Es gibt Mitarbeiterinnen, denen die Führungsrolle zu Kopf steigt. Sie werden von den anderen Mitarbeiterinnen dann als arrogant empfunden. Besser ist es, möglichst "man selbst zu bleiben", sich also von der neuen Rolle nicht korrumpieren und verbiegen zu lassen. Ein wichtiger Grundsatz lautet daher: Frau Müller muss die Rolle als Führungskraft annehmen und so bleiben, wie sie ist. Sie sollte signalisieren: "Obwohl sich unser Binnenverhältnis geändert hat: Wir sitzen immer noch in demselben Boot. Und nur gemeinsam können wir es zum Erfolg steuern."
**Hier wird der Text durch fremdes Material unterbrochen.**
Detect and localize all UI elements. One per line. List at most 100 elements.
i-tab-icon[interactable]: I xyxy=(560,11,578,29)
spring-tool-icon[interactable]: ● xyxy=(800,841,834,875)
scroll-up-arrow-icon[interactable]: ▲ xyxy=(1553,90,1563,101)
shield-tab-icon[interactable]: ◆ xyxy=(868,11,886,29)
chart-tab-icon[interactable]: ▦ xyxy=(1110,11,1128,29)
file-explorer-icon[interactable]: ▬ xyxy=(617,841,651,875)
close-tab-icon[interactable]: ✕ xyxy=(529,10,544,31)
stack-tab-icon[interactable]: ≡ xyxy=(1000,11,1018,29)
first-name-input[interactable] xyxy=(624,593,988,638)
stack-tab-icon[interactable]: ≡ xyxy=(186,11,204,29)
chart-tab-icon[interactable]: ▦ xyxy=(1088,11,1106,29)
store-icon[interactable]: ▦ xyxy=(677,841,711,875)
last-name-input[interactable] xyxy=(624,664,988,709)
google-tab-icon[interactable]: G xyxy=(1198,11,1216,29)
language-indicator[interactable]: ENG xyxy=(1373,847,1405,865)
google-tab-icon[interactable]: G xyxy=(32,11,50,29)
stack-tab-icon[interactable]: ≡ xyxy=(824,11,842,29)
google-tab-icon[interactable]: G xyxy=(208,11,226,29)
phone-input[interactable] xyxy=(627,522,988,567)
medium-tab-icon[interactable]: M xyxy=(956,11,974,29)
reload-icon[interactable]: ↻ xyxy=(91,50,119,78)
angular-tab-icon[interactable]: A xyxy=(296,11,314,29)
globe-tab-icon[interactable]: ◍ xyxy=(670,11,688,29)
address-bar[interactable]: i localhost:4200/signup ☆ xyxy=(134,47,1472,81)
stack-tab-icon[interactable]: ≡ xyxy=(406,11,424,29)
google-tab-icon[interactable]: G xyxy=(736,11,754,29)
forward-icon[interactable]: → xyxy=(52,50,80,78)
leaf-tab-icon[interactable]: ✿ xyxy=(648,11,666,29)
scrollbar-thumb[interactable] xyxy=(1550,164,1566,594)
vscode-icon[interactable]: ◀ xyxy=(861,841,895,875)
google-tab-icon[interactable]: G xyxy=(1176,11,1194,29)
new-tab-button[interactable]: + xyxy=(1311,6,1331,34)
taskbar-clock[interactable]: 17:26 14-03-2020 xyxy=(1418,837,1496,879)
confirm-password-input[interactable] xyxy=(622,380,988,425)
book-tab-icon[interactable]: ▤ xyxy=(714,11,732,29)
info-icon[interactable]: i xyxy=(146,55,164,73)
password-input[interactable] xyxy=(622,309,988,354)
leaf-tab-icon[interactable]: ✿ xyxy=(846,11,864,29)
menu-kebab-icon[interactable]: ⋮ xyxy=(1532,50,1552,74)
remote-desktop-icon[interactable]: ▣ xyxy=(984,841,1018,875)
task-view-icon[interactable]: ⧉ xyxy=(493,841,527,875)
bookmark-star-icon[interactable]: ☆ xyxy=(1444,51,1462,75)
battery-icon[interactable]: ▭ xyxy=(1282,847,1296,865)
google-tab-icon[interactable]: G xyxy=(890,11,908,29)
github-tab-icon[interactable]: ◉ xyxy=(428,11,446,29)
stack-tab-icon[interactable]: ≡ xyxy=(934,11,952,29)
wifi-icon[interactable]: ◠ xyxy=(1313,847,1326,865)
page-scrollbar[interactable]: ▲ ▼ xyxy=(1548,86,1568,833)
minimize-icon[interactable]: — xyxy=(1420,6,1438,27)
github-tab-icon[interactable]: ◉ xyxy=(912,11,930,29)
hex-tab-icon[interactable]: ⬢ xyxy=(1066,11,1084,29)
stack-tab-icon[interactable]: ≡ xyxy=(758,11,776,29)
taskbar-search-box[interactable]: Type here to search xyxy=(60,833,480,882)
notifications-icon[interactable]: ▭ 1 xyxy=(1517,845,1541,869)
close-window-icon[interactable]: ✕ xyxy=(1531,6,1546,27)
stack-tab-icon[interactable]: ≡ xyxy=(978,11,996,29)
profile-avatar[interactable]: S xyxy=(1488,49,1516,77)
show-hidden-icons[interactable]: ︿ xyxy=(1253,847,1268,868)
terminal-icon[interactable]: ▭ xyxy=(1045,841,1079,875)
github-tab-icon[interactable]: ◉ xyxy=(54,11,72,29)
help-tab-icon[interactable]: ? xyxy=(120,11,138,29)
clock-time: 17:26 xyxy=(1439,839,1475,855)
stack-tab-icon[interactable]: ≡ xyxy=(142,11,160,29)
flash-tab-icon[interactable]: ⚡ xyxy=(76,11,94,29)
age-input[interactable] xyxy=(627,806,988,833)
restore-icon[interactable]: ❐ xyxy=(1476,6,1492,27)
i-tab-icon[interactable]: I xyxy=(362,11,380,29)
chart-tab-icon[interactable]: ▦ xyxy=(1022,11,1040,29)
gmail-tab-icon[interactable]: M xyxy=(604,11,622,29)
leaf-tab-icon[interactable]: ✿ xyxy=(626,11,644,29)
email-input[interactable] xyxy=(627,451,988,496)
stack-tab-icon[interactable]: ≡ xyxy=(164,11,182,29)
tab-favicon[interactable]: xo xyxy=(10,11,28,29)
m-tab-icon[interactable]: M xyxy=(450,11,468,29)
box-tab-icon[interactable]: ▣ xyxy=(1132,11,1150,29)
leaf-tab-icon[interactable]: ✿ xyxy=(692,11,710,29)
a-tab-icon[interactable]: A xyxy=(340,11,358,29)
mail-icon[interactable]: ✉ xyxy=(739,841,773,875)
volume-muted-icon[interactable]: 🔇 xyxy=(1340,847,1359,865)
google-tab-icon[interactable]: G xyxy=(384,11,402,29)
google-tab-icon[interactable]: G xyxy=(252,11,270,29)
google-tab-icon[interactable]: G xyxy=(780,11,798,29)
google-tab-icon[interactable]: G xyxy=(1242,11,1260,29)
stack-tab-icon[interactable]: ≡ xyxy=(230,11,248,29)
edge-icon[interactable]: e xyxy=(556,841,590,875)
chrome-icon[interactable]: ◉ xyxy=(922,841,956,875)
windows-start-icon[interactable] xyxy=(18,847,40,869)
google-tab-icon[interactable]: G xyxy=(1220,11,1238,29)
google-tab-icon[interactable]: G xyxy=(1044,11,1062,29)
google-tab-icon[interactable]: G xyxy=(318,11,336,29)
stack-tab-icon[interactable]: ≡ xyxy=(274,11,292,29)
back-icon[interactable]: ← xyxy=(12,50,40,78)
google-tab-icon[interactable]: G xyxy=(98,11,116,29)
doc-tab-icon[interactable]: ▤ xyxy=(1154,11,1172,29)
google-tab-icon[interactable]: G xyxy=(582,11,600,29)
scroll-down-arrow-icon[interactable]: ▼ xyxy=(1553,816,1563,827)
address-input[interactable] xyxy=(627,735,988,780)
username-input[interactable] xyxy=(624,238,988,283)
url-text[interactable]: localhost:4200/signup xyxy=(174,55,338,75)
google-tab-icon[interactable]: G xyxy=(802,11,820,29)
Ratsam ist es, in einem Meeting die neue Rollenverteilung anzusprechen und die Folgen zu thematisieren. Frau Müller verdeutlicht nun: "Der Rollenwechsel hat für unsere Zusammenarbeit folgende Konsequenzen: ..." Sie spricht an, welche Aufgaben sie ab sofort zu bewältigen hat und bittet um Unterstützung.

... und wertschätzend kommunizieren

All dies sollte in einer wertschätzenden Sprache geschehen, die verdeutlicht, dass die "rechte Hand" die Kolleginnen auch in der neuen Rolle als gleichberechtigte Partnerinnen respektiert, ihr aber nun einmal gewisse Funktionen übertragen worden sind, die sie ausfüllen muss und will – zum Wohl der Apotheke, im Sinne der gemeinsamen Verwirklichung der Apothekenziele und zum Nutzen der Kolleginnen.

Konfliktfelder ansprechen und ausräumen

In dem Meeting kann Frau Müller alle potenziellen Konfliktherde direkt ansprechen. Hat vielleicht eine Kollegin ein Problem damit, dass sie künftig die Führungsaufgabe übernehmen soll? Das Meeting bietet die Möglichkeit der sofortigen Aussprache.

Gibt es ein besonders schwieriges Verhältnis zu einer Kollegin, sollte Frau Müller diese Problematik jedoch keinesfalls im Meeting ansprechen, sondern das Vieraugengespräch suchen. Dies gilt vor allem dann, wenn eine andere Mitarbeiterin gehofft hatte, dass der Apotheker ihr die Führungsrolle überträgt.

Es bleibt festzuhalten: Wie Frau Müller in den Wald hineinruft, so schallt es heraus: Wer Führungsaufgaben übernimmt und dabei Respekt vor den Kolleginnen zeigt, mit Fingerspitzengefühl vorgeht und die notwendigen Führungskompetenzen erwirbt, dem wird ebenfalls Respekt entgegengebracht.